Yara to Pay $4.1 Billion for Terra to Cut Fuel Costs
Comment of the Day

February 15 2010

Commentary by Eoin Treacy

Yara to Pay $4.1 Billion for Terra to Cut Fuel Costs

This article by Vibeke Laroi and Marianne Stigset for Bloomberg highlights continued merger activity in the fertilizer sector. Here is a section
Yara International ASA, the largest fertilizer maker, agreed to buy Terra Industries Inc. for $4.1 billion to benefit from lower U.S. fuel costs.

The company will pay $41.10 for each Terra share, raising the cash with a $2.5 billion rights offer, Oslo-based Yara said in a statement today. The price is 24 percent more than Terra's Feb. 12 close of $33.25 in New York. Yara fell as much as 7.1 percent today in Oslo, the most in almost eight months.

Buying Sioux City, Iowa-based Terra will give Yara six North American plants making nitrogen-based fertilizer. The price of natural-gas, used to produce the crop nutrient, has declined 64 percent in the past two years.

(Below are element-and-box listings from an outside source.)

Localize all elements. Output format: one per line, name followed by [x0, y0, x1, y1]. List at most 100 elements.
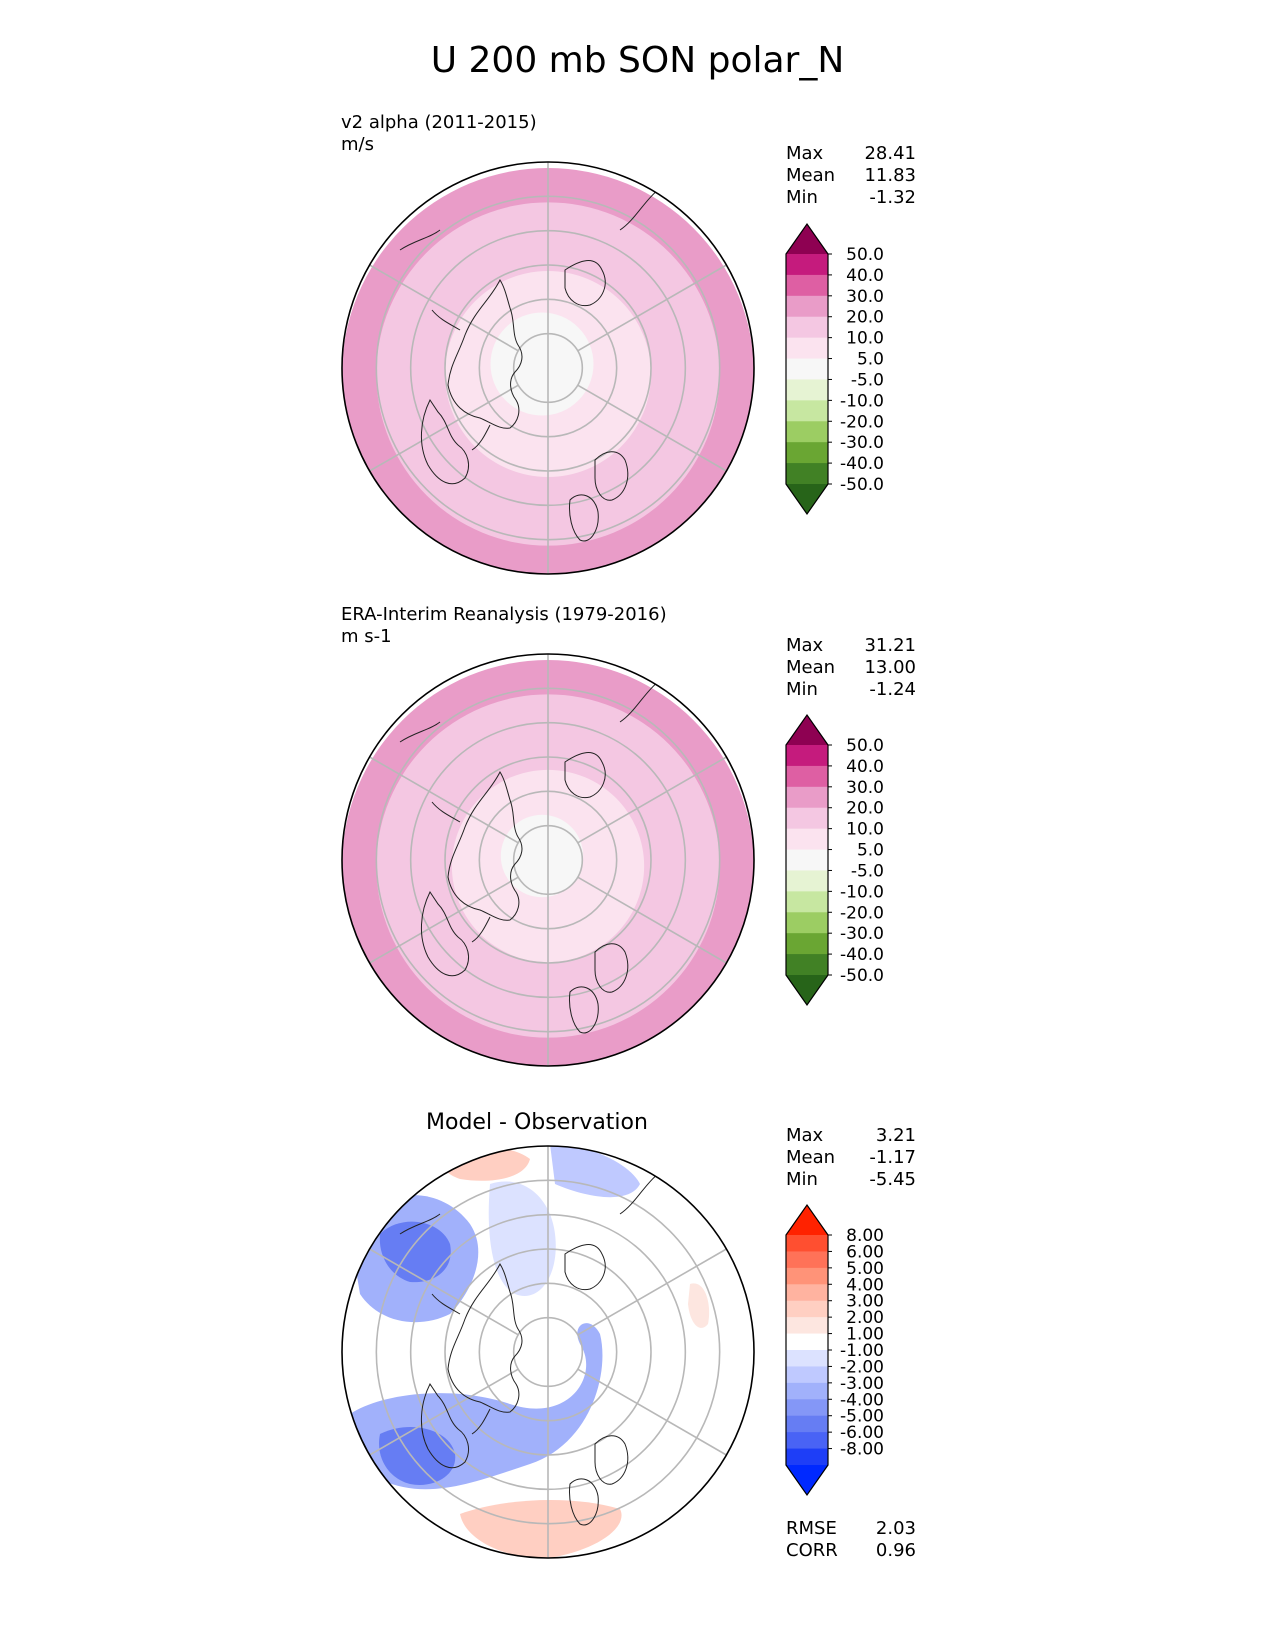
colorbar-segment	[786, 912, 828, 934]
panel3-mean-value: -1.17	[869, 1147, 916, 1168]
colorbar-segment	[786, 786, 828, 809]
colorbar-segment	[786, 1399, 828, 1417]
anomaly-region	[488, 1181, 556, 1296]
panel1-min-label: Min	[786, 187, 818, 208]
panel1-stats: Max 28.41 Mean 11.83 Min -1.32	[786, 143, 916, 209]
panel1-colorbar: 50.040.030.020.010.05.0-5.0-10.0-20.0-30…	[785, 222, 884, 516]
coastline	[420, 891, 469, 977]
colorbar-tick-label: -8.00	[840, 1440, 884, 1460]
colorbar-segment	[786, 828, 828, 851]
colorbar-outline	[785, 1203, 829, 1497]
panel1-mean-label: Mean	[786, 165, 836, 186]
colorbar-tick-label: 5.00	[846, 1259, 884, 1279]
anomaly-region	[550, 1146, 640, 1198]
meridian-gridline	[577, 876, 727, 964]
colorbar-extend-bottom	[786, 975, 828, 1005]
panel2-max-label: Max	[786, 635, 824, 656]
panel2-stats: Max 31.21 Mean 13.00 Min -1.24	[786, 635, 916, 701]
coastline	[399, 681, 659, 743]
colorbar-segment	[786, 1333, 828, 1351]
colorbar-tick-label: 8.00	[846, 1226, 884, 1246]
coastline	[399, 189, 659, 251]
panel3-mean-label: Mean	[786, 1147, 836, 1168]
colorbar-tick-label: 1.00	[846, 1325, 884, 1345]
colorbar-tick-label: -20.0	[840, 412, 884, 432]
colorbar-tick-label: 3.00	[846, 1292, 884, 1312]
colorbar-tick-label: -6.00	[840, 1423, 884, 1443]
coastline	[564, 260, 606, 307]
colorbar-tick-label: -50.0	[840, 966, 884, 986]
colorbar-segment	[786, 849, 828, 871]
colorbar-segment	[786, 765, 828, 788]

"It makes sense for them to secure more U.S. gas which may be structurally cheaper than European gas," said Samir Bendriss, a research chief at Pareto Securities ASA in Oslo who has a "hold" recommendation on Yara shares. "It makes sense strategically, but the price is too high."

Yara is paying 12.8 times Terra's net income, according to data Bloomberg compiled. Acquisitions in the agricultural chemicals industry were done at 10 times net income, according to the median multiple of 37 deals in the past 12 months.

"Yara is committed to the U.S. market, and this transaction presents an attractive opportunity for both companies to strengthen their positions in the U.S.," Yara's Chief Executive Officer Joergen Ole Haslestad said in the statement. "Both companies are strong in ammonia and nitrates, and have complementary geographical footprints."

Eoin Treacy's view Grain and bean prices remains in base formations following declines from their credit crisis' peak in 2008. At least in part as a result, interest in fertiliser producers has been slow to manifest itself and the sector has been a laggard particularly when compared to the industrial and precious metal miners. However, this appears to be changing with crop prices having stabilised at what historically would have been considered high nominal prices. The fact that global economic recovery is being led by the world's largest population centres where per capita incomes are rising is also helping to support this market.

Yara International successfully broke above the psychological NOK200 level in November, encountered resistance below NOK300 in January and has been consolidating the move since. A sustained move back below NOK200 would be required to question scope for further higher to lateral ranging over the medium term.

Agrium shares a similar chart pattern with Yara International and found support two-weeks ago near the psychological C$60. A sustained move back below that area would be required to question scope further higher to lateral ranging. Mosaic also found support at the upper side of the previous range which also coincides with the mean, represented by the 200-day moving average. A sustained move back below $53 would now be required to question scope for further higher to lateral ranging.

Potash Corp of Saskatchewan has been less consistent but also found support two-weeks ago and would need to sustain a move below C$100 to question scope for further higher to lateral ranging. K+S has been ranging above €40 since November and a sustained move below that level would now be required to question potential for it to follow a similar trajectory to the above shares.